Fue este pariente el primero que recibió con interés las confidencias de Juana, ofreciéndose a ayudarla para poner en práctica sus planes. Urgía obrar con rapidez. Las tropas francesas iban de derrota en derrota, los enemigos habían cercado a Orleáns y las Voces se hacían cada vez más apremiantes. Ante todo, convenía recibir la aprobación del comandante Roberto de Baudricourt, que representaba en la región al delfín. Este castellano era un hombre violento, brutal y poco escrupuloso. La primera vez que Juana se presentó ante él, soltó la carcajada y aconsejó a su pariente que la metiese en una casa de salud; la segunda vez hizo que un sacerdote echase sobre ella los exorcismos; la tercera vez creyó que aquella joven podría servir de juguete a la soldadesca. Juana, sin embargo, seguía firme en su propósito, suspirando por realizarlo, con una impaciencia que le quitaba el sueño, causaba en ella accesos de fiebre y daba a sus ojos una expresión más profunda. «Estaba como una mujer a punto de dar a luz», decía la señora en cuya casa vivía, no lejos del castillo de Baudricourt. Habíase propuesto no separarse de allí hasta recibir una carta de recomendación para el príncipe. Pero el magnate no quería hacerle caso. «Que me traiga un signo de su misión divina, y entonces veremos», decía con rudeza de hombre de armas. Y un día Juana se presentó a él con el signo requerido. «En nombre de Dios—le dijo ella—, ya tardáis mucho en enviarme a la corte; porque hoy el gentil delfín ha tenido cerca de Orleáns una gran derrota, y pronto sufrirá otra mayor si no me enviáis a él en seguida.» Unos días más tarde se recibió la noticia del desastre de Rouvray. Baudricourt, va convencido, tomó bajo su protección a la joven, puso a sus órdenes una pequeña escolta, hizo que le cortasen la cabellera, dióle una buena armadura, en lugar del sayo rojo que hasta entonces llevaba, y se la envió a Carlos VII. Luego, el viaje desde los confines de la Lorena hasta Chinon, donde estaba el delfín: ciento cincuenta leguas a través de un país ocupado por los borgoñones, entre peligros de bandoleros, caminando día y noche y pasando a nado los ríos, pues los puentes estaban ocupados por el enemigo. La virgen de Lorena caminaba como una walkyria, impaciente por llegar en auxilio de su patria. Fueron diez días de carrera vertiginosa, iluminados por la esperanza de la victoria.

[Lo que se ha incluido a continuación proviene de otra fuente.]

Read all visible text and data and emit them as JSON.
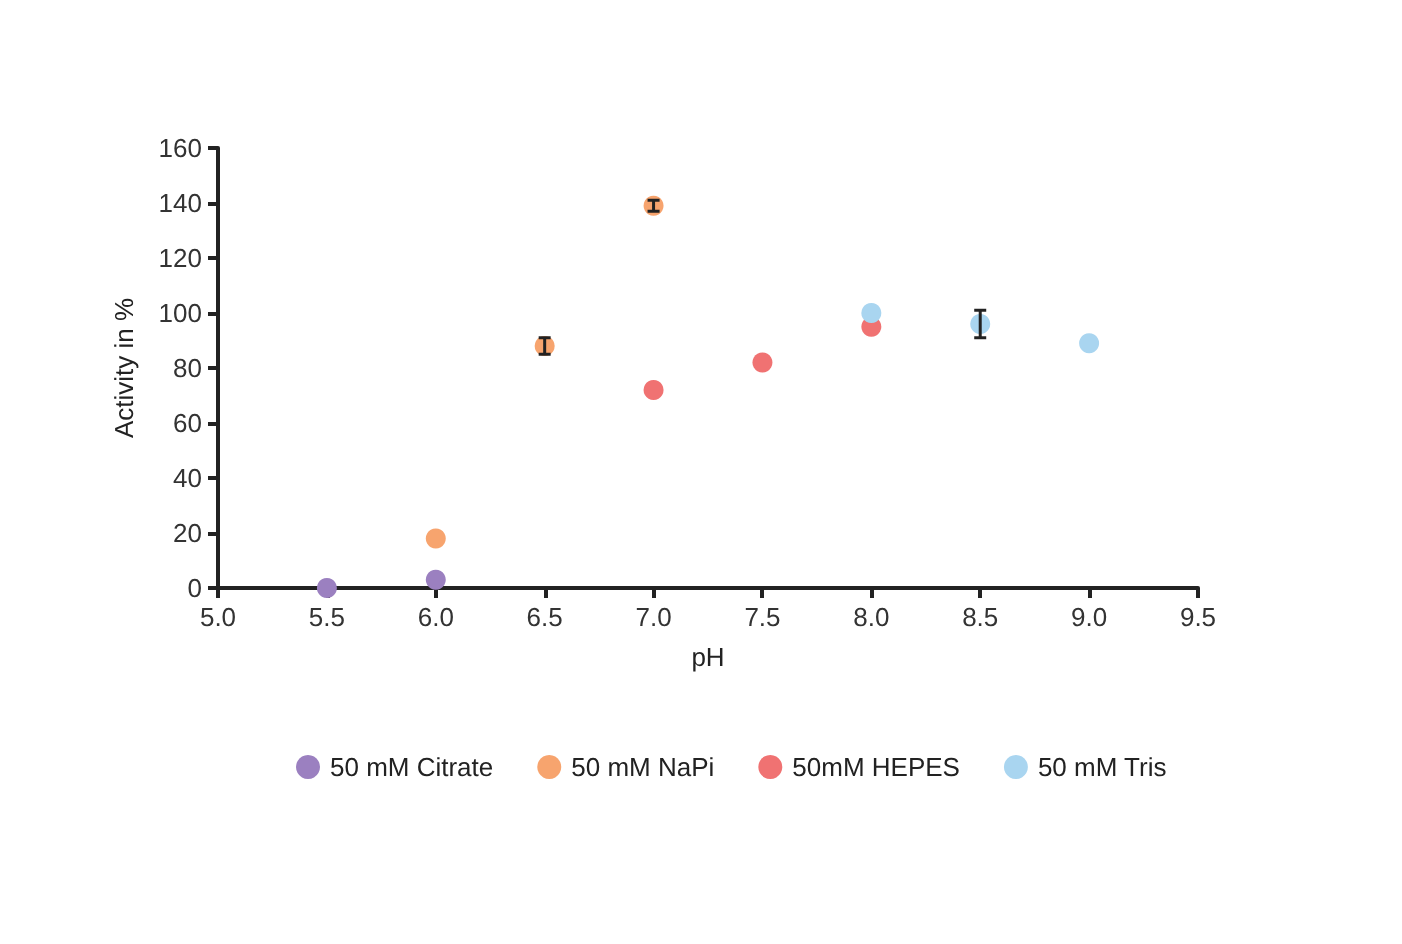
{
  "chart_data": {
    "type": "scatter",
    "xlabel": "pH",
    "ylabel": "Activity in %",
    "xlim": [
      5.0,
      9.5
    ],
    "xticks": [
      {
        "value": 5,
        "label": "5.0"
      },
      {
        "value": 5.5,
        "label": "5.5"
      },
      {
        "value": 6,
        "label": "6.0"
      },
      {
        "value": 6.5,
        "label": "6.5"
      },
      {
        "value": 7,
        "label": "7.0"
      },
      {
        "value": 7.5,
        "label": "7.5"
      },
      {
        "value": 8,
        "label": "8.0"
      },
      {
        "value": 8.5,
        "label": "8.5"
      },
      {
        "value": 9,
        "label": "9.0"
      },
      {
        "value": 9.5,
        "label": "9.5"
      }
    ],
    "ylim": [
      0,
      160
    ],
    "yticks": [
      0,
      20,
      40,
      60,
      80,
      100,
      120,
      140,
      160
    ],
    "grid": false,
    "legend": "bottom",
    "marker": "circle",
    "series": [
      {
        "name": "50 mM Citrate",
        "color": "#9b80c0",
        "x": [
          5.5,
          6.0
        ],
        "values": [
          0,
          3
        ],
        "errors": [
          null,
          null
        ]
      },
      {
        "name": "50 mM NaPi",
        "color": "#f7a46e",
        "x": [
          6.0,
          6.5,
          7.0
        ],
        "values": [
          18,
          88,
          139
        ],
        "errors": [
          null,
          3,
          2
        ]
      },
      {
        "name": "50mM HEPES",
        "color": "#f07272",
        "x": [
          7.0,
          7.5,
          8.0
        ],
        "values": [
          72,
          82,
          95
        ],
        "errors": [
          null,
          null,
          null
        ]
      },
      {
        "name": "50 mM Tris",
        "color": "#a9d5f0",
        "x": [
          8.0,
          8.5,
          9.0
        ],
        "values": [
          100,
          96,
          89
        ],
        "errors": [
          null,
          5,
          null
        ]
      }
    ]
  }
}
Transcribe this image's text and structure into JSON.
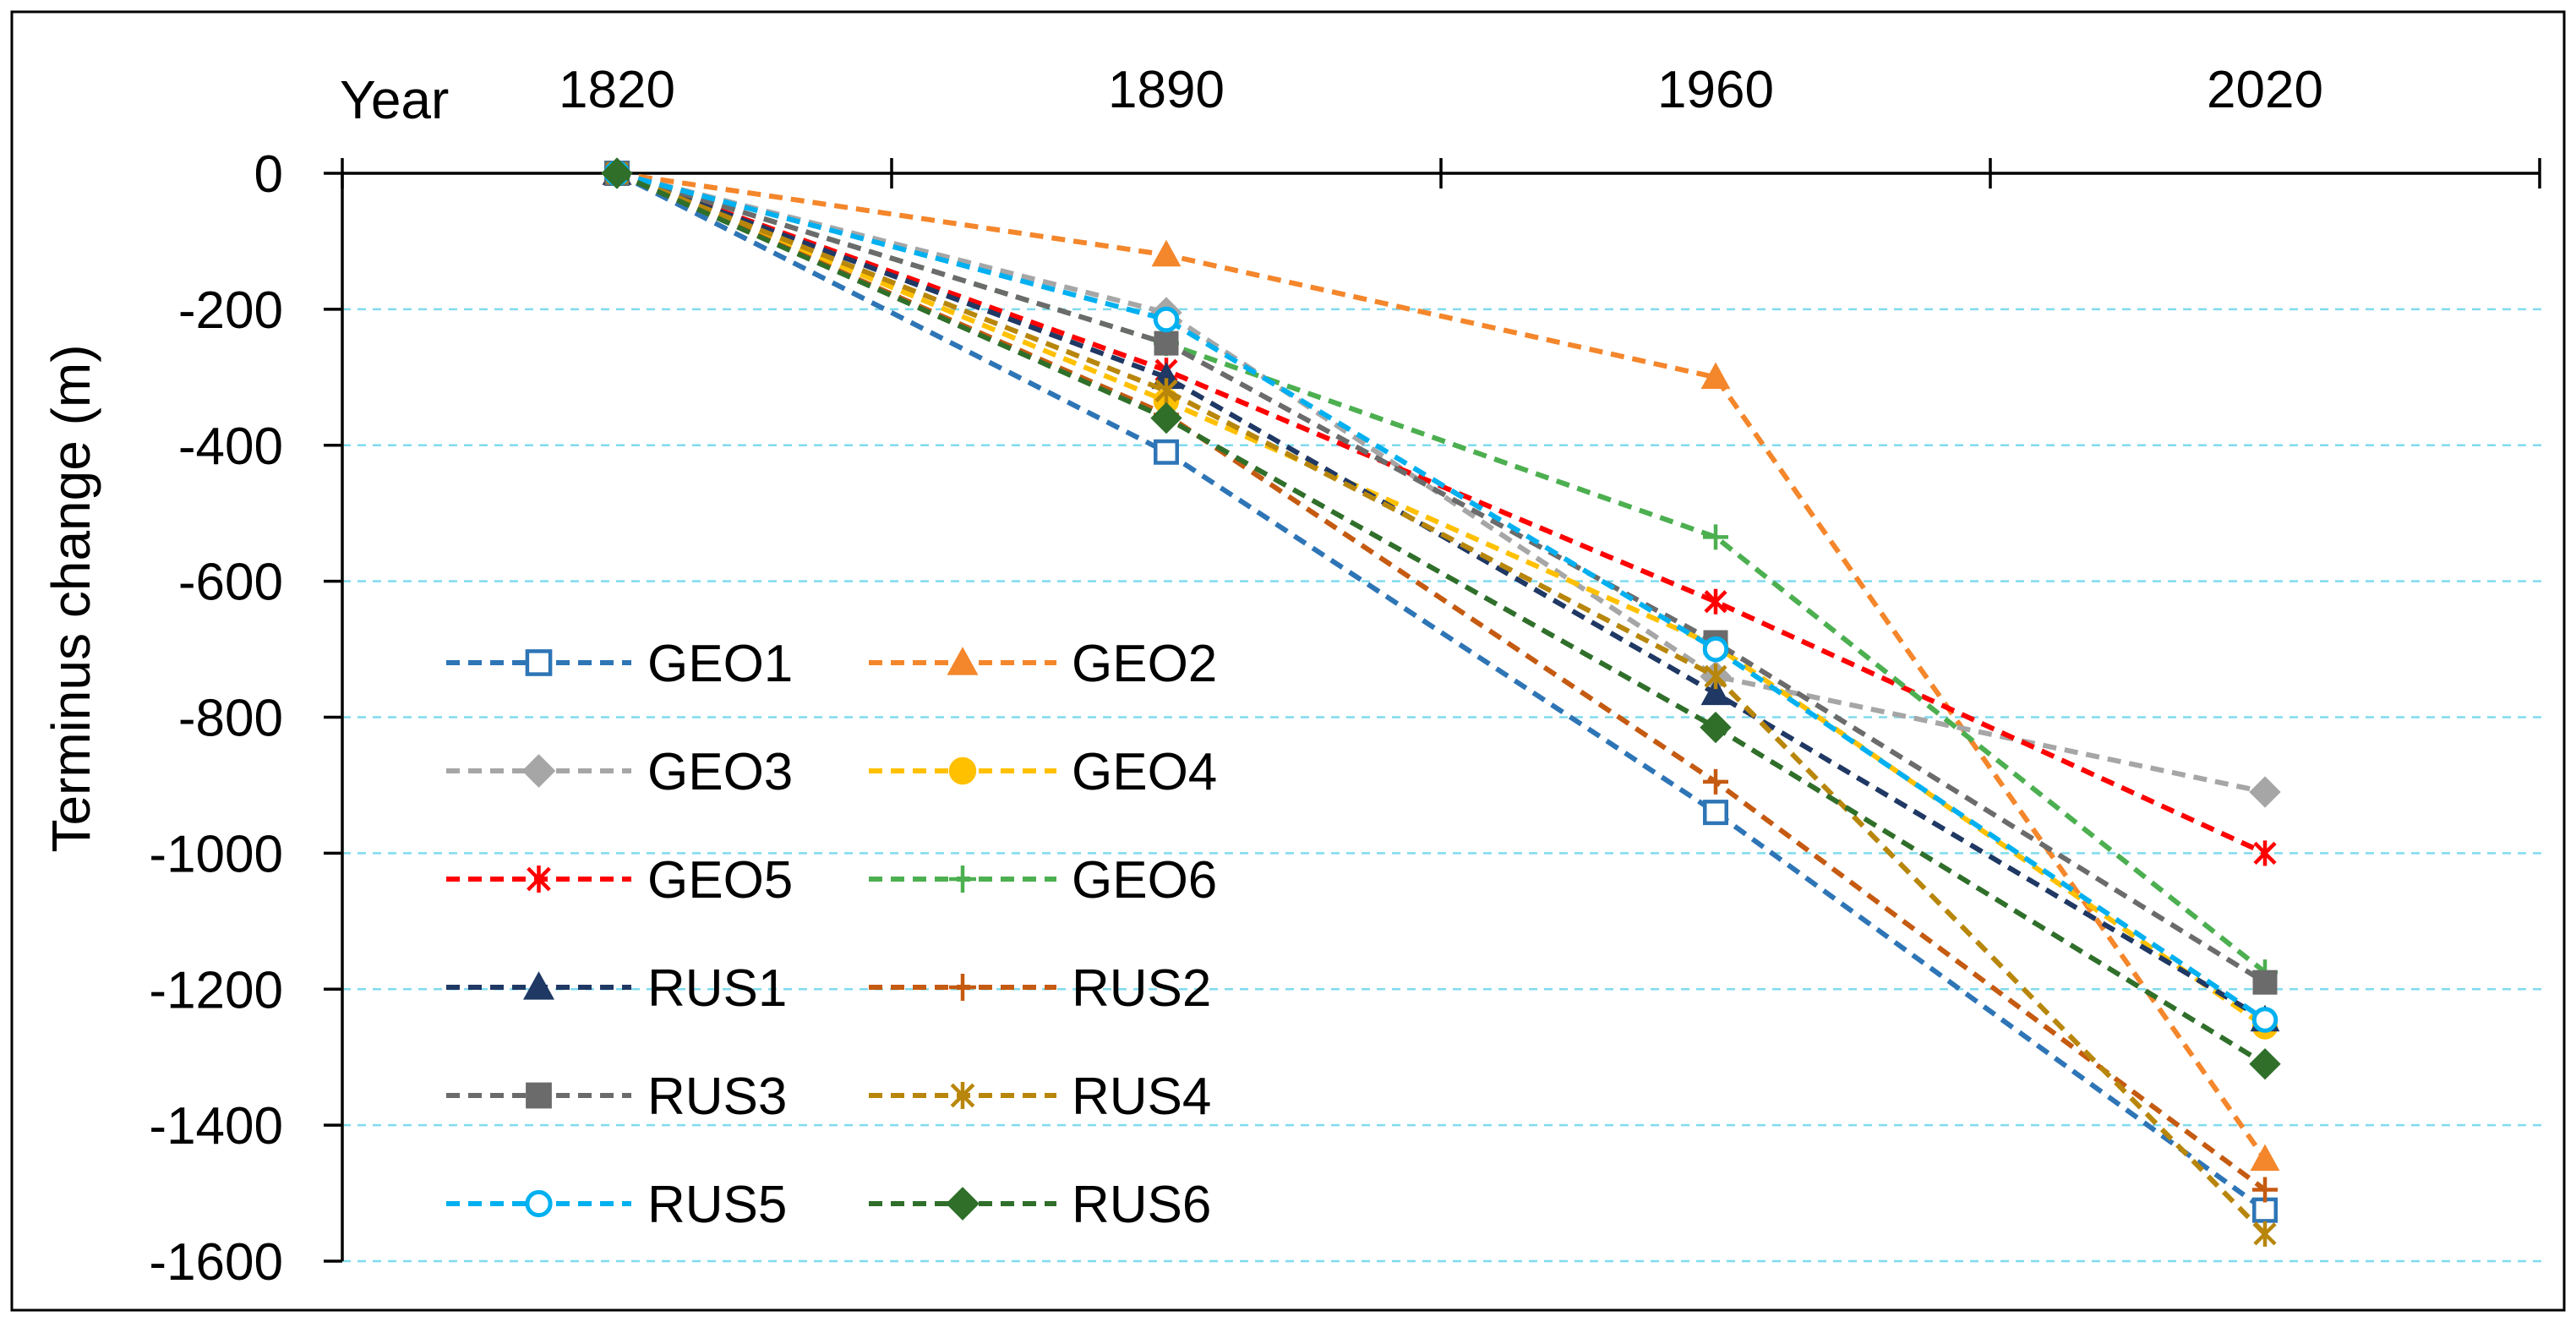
{
  "chart_data": {
    "type": "line",
    "title": "",
    "xlabel": "Year",
    "ylabel": "Terminus change (m)",
    "x_ticks": [
      1820,
      1890,
      1960,
      2020
    ],
    "x_tick_labels": [
      "1820",
      "1890",
      "1960",
      "2020"
    ],
    "y_ticks": [
      0,
      -200,
      -400,
      -600,
      -800,
      -1000,
      -1200,
      -1400,
      -1600
    ],
    "y_tick_labels": [
      "0",
      "-200",
      "-400",
      "-600",
      "-800",
      "-1000",
      "-1200",
      "-1400",
      "-1600"
    ],
    "ylim": [
      -1600,
      0
    ],
    "grid": "horizontal dashed",
    "legend_position": "lower-left",
    "series": [
      {
        "name": "GEO1",
        "color": "#2e75b6",
        "marker": "square-open",
        "values": [
          0,
          -410,
          -940,
          -1525
        ]
      },
      {
        "name": "GEO2",
        "color": "#f4862b",
        "marker": "triangle",
        "values": [
          0,
          -120,
          -300,
          -1450
        ]
      },
      {
        "name": "GEO3",
        "color": "#a6a6a6",
        "marker": "diamond",
        "values": [
          0,
          -205,
          -740,
          -910
        ]
      },
      {
        "name": "GEO4",
        "color": "#ffc000",
        "marker": "circle",
        "values": [
          0,
          -335,
          -695,
          -1255
        ]
      },
      {
        "name": "GEO5",
        "color": "#ff0000",
        "marker": "star",
        "values": [
          0,
          -290,
          -630,
          -1000
        ]
      },
      {
        "name": "GEO6",
        "color": "#4caf50",
        "marker": "plus",
        "values": [
          0,
          -250,
          -535,
          -1175
        ]
      },
      {
        "name": "RUS1",
        "color": "#1f3864",
        "marker": "triangle",
        "values": [
          0,
          -300,
          -765,
          -1245
        ]
      },
      {
        "name": "RUS2",
        "color": "#c55a11",
        "marker": "plus",
        "values": [
          0,
          -355,
          -895,
          -1495
        ]
      },
      {
        "name": "RUS3",
        "color": "#6b6b6b",
        "marker": "square",
        "values": [
          0,
          -250,
          -690,
          -1190
        ]
      },
      {
        "name": "RUS4",
        "color": "#b8860b",
        "marker": "star",
        "values": [
          0,
          -320,
          -740,
          -1560
        ]
      },
      {
        "name": "RUS5",
        "color": "#00b0f0",
        "marker": "circle-open",
        "values": [
          0,
          -215,
          -700,
          -1245
        ]
      },
      {
        "name": "RUS6",
        "color": "#2f6f2a",
        "marker": "diamond",
        "values": [
          0,
          -360,
          -815,
          -1310
        ]
      }
    ]
  }
}
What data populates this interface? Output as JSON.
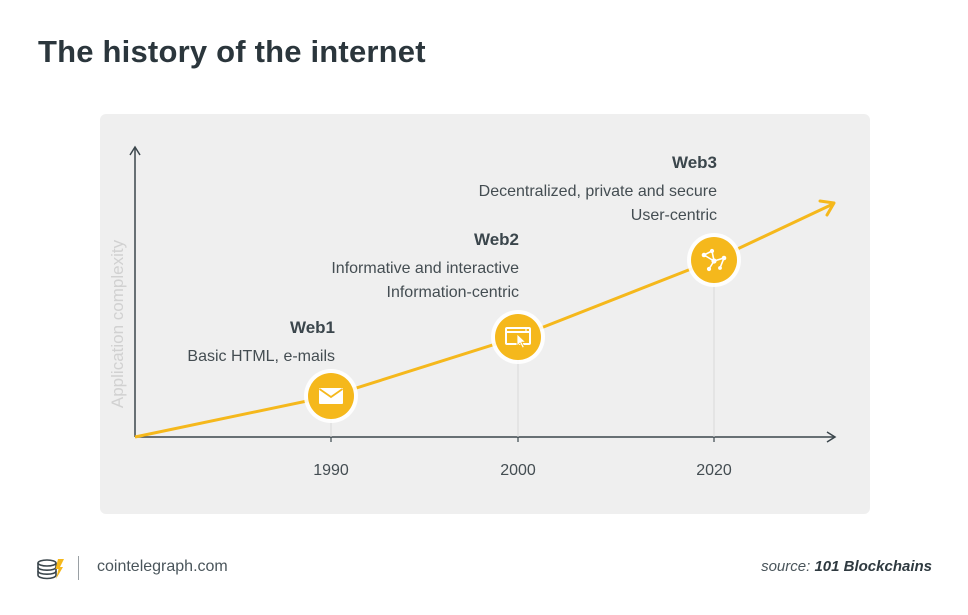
{
  "title": "The history of the internet",
  "y_axis_label": "Application complexity",
  "colors": {
    "accent": "#f5b81c",
    "panel": "#efefef",
    "axis": "#3b464c"
  },
  "eras": [
    {
      "name": "Web1",
      "lines": [
        "Basic HTML, e-mails"
      ],
      "year": "1990",
      "icon": "envelope-icon"
    },
    {
      "name": "Web2",
      "lines": [
        "Informative and interactive",
        "Information-centric"
      ],
      "year": "2000",
      "icon": "browser-click-icon"
    },
    {
      "name": "Web3",
      "lines": [
        "Decentralized, private and secure",
        "User-centric"
      ],
      "year": "2020",
      "icon": "network-nodes-icon"
    }
  ],
  "footer": {
    "site": "cointelegraph.com",
    "source_prefix": "source:",
    "source_name": "101 Blockchains"
  }
}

En Chinon, nuevamente las dificultades, las antecámaras, los entorpecimientos. El delfín estaba preso por su Consejo; éste no era partidario de una acción rápida; quería parlamentar, conseguir la paz por las vías diplomáticas, entenderse con el enemigo. Allí estaba La Tremoille, el Mefistófeles de la corte, el genio malo de Carlos VII, vendido a los borgoñones. Largos días de inacción, de impaciencia, de desilusión. Pero el pueblo exige. El pueblo sabe que ha aparecido la libertadora; la mira con entusiasmo y empieza a llamarla la Pucelle, la doncella, la virgen. En boca de todos corre la vieja profecía de Merlín: «Una virgen descenderá sobre la espalda del arquero y protegerá con su sombra las flores de lis.» Y la virgen está allí, dispuesta a blandir la espada y a quebrantar los arcos ingleses. Además, Juana tiene un signo nuevo de su misión: ha prometido conocer al delfín entre todos sus cortesanos. Al fin, consigue ser recibida. Trescientos señores ríen y charlan en la gran sala del castillo. La aldeana entra sin inmutarse, mira en todas direcciones y queda perpleja. Un escudero la señala a un conde lujosamente ataviado, que conversa junto a las gradas del trono. «No—responde—, no es ése.» Y el trono, vacío. De pronto se mueve una cortina, aparece un hombre, y la joven se dirige hacia él, se descubre, se detiene a distancia de una lanza, hace graciosamente las inclinaciones de rúbrica, y saluda:

—Dios te guarde, gentil delfín.

—¿Qué dices?—replica el interpelado—; el delfín está allí, al lado del trono.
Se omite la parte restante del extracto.